SPX Technologies Inc currently has a price-to-earnings (P/E) ratio of 45.6. This is above the market average, suggesting the stock may be priced for high growth expectations.
Is SPX Technologies Inc's revenue growing?
SPX Technologies Inc has reported revenue growth of 17.4%. The company is showing strong top-line momentum.
Is SPXC stock profitable?
SPX Technologies Inc has a profit margin of 10.8%. The company is profitable but margins are modest.

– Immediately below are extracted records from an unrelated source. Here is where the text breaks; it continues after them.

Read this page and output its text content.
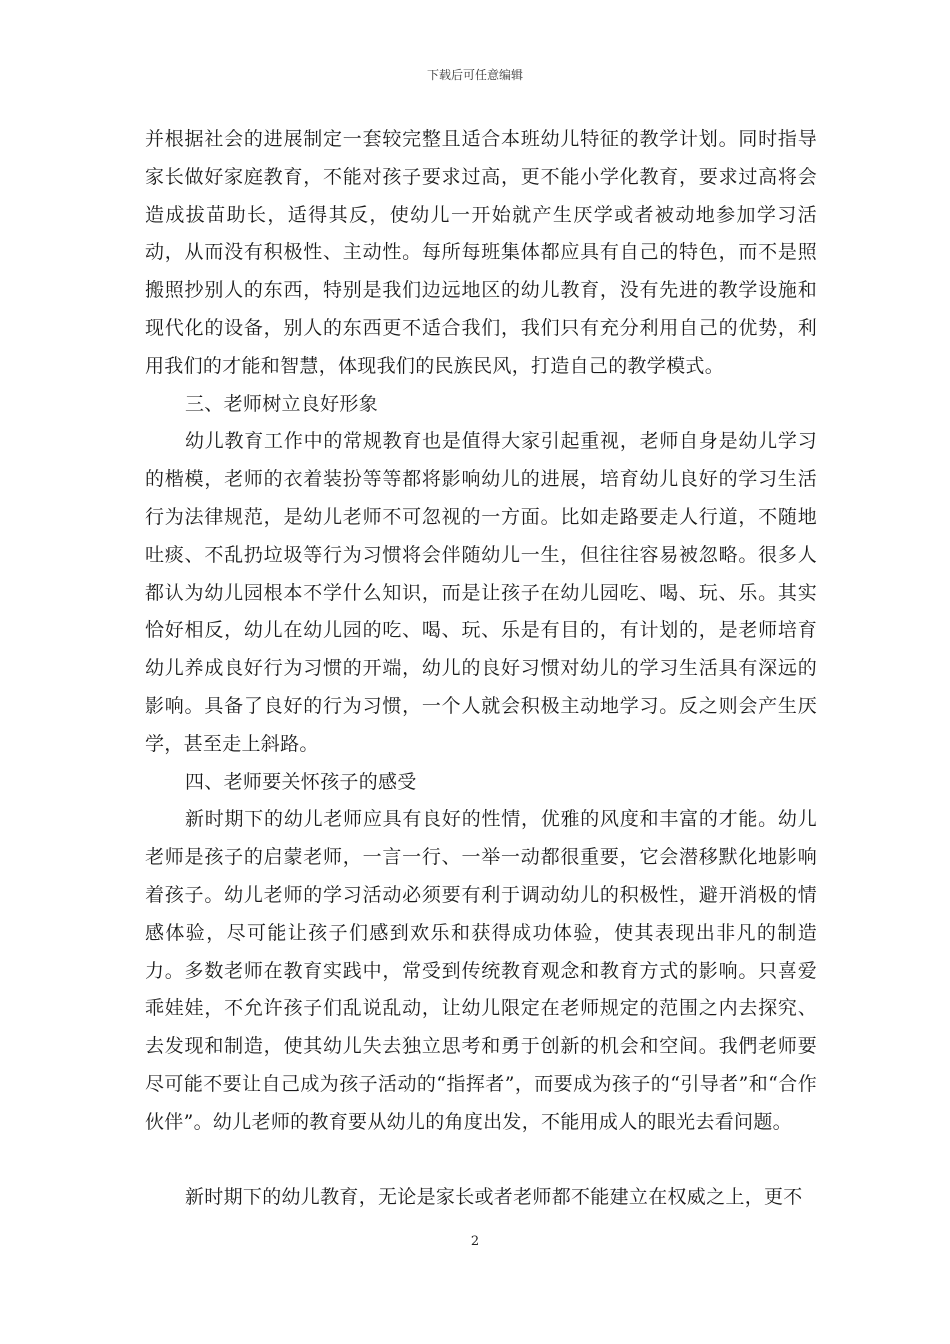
下载后可任意编辑

并根据社会的进展制定一套较完整且适合本班幼儿特征的教学计划。同时指导家长做好家庭教育，不能对孩子要求过高，更不能小学化教育，要求过高将会造成拔苗助长，适得其反，使幼儿一开始就产生厌学或者被动地参加学习活动，从而没有积极性、主动性。每所每班集体都应具有自己的特色，而不是照搬照抄别人的东西，特别是我们边远地区的幼儿教育，没有先进的教学设施和现代化的设备，别人的东西更不适合我们，我们只有充分利用自己的优势，利用我们的才能和智慧，体现我们的民族民风，打造自己的教学模式。

三、老师树立良好形象

幼儿教育工作中的常规教育也是值得大家引起重视，老师自身是幼儿学习的楷模，老师的衣着装扮等等都将影响幼儿的进展，培育幼儿良好的学习生活行为法律规范，是幼儿老师不可忽视的一方面。比如走路要走人行道，不随地吐痰、不乱扔垃圾等行为习惯将会伴随幼儿一生，但往往容易被忽略。很多人都认为幼儿园根本不学什么知识，而是让孩子在幼儿园吃、喝、玩、乐。其实恰好相反，幼儿在幼儿园的吃、喝、玩、乐是有目的，有计划的，是老师培育幼儿养成良好行为习惯的开端，幼儿的良好习惯对幼儿的学习生活具有深远的影响。具备了良好的行为习惯，一个人就会积极主动地学习。反之则会产生厌学，甚至走上斜路。

四、老师要关怀孩子的感受

新时期下的幼儿老师应具有良好的性情，优雅的风度和丰富的才能。幼儿老师是孩子的启蒙老师，一言一行、一举一动都很重要，它会潜移默化地影响着孩子。幼儿老师的学习活动必须要有利于调动幼儿的积极性，避开消极的情感体验，尽可能让孩子们感到欢乐和获得成功体验，使其表现出非凡的制造力。多数老师在教育实践中，常受到传统教育观念和教育方式的影响。只喜爱乖娃娃，不允许孩子们乱说乱动，让幼儿限定在老师规定的范围之内去探究、去发现和制造，使其幼儿失去独立思考和勇于创新的机会和空间。我們老师要尽可能不要让自己成为孩子活动的“指挥者”，而要成为孩子的“引导者”和“合作伙伴”。幼儿老师的教育要从幼儿的角度出发，不能用成人的眼光去看问题。

新时期下的幼儿教育，无论是家长或者老师都不能建立在权威之上，更不

2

How often is the SPXC DVR analysis updated?
Our AI-powered analysis of SPX Technologies Inc is refreshed regularly to incorporate the latest financial data, market conditions, and news. The most recent update was on June 9, 2026.
Important Disclaimer – Not Financial Advice
Deep Value Reports is an independent research platform for educational and informational purposes only. We are not financial advisors, investment advisors, or licensed professionals. The analysis, scores, and information provided on this page for SPXC (SPX Technologies Inc) should not be construed as personalized investment advice, a recommendation to buy or sell any security, or an offer to provide investment advisory services.
All investments involve risk, including the potential loss of principal. Past performance does not guarantee future results. Always conduct your own research, consider your financial situation, and consult with a qualified financial advisor before making any investment decisions.